Bien sûr, il y a une bonne part de tactique dans les propos polis mais fermes des dirigeants européens. Cela fait bien longtemps que l’on parle d’épuisement des bilatérales et, pourtant, les diplomates helvétiques ont toujours, jusqu’ici, trouvé des solutions à rallonge, quitte à fermer les yeux sur les brèches faites à notre souveraineté, c’est vrai. En quoi la situation actuelle serait-elle différente?
Ce n’est pas un hasard si le think tank Avenir Suisse, financé par les milieux économiques, propose maintenant le scénario d’une adhésion «light», soit sans l’euro. Il n’est pas non plus innocent que des voix dissidentes d’economiesuisse réclament une stratégie claire de la part du Conseil fédéral – jusqu’ici, la doxa dominante s’identifiait à 150% au bilatéralisme.

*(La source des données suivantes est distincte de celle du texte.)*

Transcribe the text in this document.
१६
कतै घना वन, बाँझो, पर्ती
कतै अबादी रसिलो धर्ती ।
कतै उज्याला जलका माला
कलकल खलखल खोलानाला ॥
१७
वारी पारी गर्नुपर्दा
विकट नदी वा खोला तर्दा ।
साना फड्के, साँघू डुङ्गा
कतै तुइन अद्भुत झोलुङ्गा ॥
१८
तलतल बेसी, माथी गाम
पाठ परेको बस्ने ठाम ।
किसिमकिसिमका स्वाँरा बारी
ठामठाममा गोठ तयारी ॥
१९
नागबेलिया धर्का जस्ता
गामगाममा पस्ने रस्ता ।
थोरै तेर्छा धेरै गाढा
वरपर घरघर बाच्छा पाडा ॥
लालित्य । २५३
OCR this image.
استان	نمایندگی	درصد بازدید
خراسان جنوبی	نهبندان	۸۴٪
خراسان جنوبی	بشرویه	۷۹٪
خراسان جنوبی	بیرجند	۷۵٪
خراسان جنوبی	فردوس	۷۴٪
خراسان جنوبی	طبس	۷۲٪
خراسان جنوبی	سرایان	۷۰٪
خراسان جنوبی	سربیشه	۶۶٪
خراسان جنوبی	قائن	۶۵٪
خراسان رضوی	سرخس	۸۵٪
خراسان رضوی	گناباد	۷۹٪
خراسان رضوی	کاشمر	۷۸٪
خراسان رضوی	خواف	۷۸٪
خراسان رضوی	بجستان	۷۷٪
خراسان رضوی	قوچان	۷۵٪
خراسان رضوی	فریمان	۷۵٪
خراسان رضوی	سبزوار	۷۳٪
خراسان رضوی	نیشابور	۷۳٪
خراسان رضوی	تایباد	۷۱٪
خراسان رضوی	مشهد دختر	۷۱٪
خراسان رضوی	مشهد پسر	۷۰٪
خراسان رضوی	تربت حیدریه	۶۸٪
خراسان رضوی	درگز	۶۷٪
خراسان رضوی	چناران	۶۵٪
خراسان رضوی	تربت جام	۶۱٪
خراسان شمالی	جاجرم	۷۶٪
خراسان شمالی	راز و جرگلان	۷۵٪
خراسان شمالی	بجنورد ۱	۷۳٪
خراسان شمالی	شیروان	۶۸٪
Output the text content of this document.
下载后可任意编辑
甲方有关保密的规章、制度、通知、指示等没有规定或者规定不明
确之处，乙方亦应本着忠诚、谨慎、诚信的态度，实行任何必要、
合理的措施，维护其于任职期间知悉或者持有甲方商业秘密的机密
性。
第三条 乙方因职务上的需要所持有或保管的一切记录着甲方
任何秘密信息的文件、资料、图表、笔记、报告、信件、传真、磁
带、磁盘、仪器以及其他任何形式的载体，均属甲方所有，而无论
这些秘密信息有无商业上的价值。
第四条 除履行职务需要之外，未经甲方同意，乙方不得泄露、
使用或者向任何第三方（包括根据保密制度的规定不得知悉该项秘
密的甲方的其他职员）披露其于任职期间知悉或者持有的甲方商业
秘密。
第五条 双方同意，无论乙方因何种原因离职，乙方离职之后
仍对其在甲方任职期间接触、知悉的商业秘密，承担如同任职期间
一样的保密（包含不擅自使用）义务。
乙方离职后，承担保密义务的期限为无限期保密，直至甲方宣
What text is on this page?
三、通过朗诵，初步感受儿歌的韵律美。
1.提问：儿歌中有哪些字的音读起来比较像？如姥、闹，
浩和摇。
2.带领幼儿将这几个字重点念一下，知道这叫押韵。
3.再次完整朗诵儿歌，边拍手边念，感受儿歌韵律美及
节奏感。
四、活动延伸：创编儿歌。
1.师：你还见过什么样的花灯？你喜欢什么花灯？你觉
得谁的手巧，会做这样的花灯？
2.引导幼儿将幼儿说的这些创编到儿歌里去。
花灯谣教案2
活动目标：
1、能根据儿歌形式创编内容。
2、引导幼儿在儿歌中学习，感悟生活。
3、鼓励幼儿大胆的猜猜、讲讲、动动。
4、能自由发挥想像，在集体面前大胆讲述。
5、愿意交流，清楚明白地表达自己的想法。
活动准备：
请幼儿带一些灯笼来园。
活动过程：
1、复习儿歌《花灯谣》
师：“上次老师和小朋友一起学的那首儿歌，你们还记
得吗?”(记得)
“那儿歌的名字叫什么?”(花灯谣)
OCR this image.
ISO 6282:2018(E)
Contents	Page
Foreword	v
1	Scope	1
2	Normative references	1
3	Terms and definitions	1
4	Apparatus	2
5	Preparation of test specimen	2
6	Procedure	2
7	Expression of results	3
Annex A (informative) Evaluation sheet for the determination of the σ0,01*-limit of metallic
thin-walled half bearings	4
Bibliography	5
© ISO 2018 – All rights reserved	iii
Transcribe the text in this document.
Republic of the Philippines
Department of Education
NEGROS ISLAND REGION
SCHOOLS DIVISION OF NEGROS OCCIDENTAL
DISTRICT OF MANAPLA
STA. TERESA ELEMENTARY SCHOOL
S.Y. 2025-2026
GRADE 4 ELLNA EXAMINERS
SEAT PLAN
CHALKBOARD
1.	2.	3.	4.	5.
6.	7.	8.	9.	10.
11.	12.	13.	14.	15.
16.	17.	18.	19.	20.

Qu’en est-il? L’orthodoxe Micheline Calmy-Rey reste la garante de la ligne officielle. La clé du grand marché, selon elle? Un accord-cadre, visant à simplifier nos relations actuelles et à venir avec l’Union. Que cette approche n’ait jusqu’ici rien donné de concret, mais rien du tout, ne semble pas la troubler. Se voulant plus pragmatique, sa collègue Doris Leuthard, elle, ose l’évocation d’un retour à l’Espace économique européen, refusé par le ppeuple en 1992 (lire aussi en page 21).
On peut déplorer le manque de coordination du gouvernement. Mais, au moins, la discussion est relancée, elle va continuer. Et ceux qui prétextent, dans les partis du centre droit, qu’un débat sur l’Europe ne peut que servir les intérêts de l’UDC font un mauvais calcul. Le refuser, c’est programmer le retour du refoulé.
Bien sûr, le thème est difficile à manier: à la fois émotionnel et terriblement institutionnel, il offre un terrain facile aux antieuropéens hardcore, alors qu’il reste un casse-tête pédagogique pour les tenants d’une approche plus différenciée.
Pour les médias aussi, ce sujet essentiel reste aride, compliqué à mettre en phrases et en images. A moins d’adopter une narration systématiquement destructive – il est vrai que l’actualité européenne fournit des munitions faciles.
Est-ce une raison pour renoncer? Mieux vaut faire mûrir la discussion et énoncer clairement les différents scénarios, plus d’un an avant les élections de 2011, plutôt que d’être poussé dans les cordes, au dernier moment. L’histoire récente du secret bancaire devrait servir d’avertissement.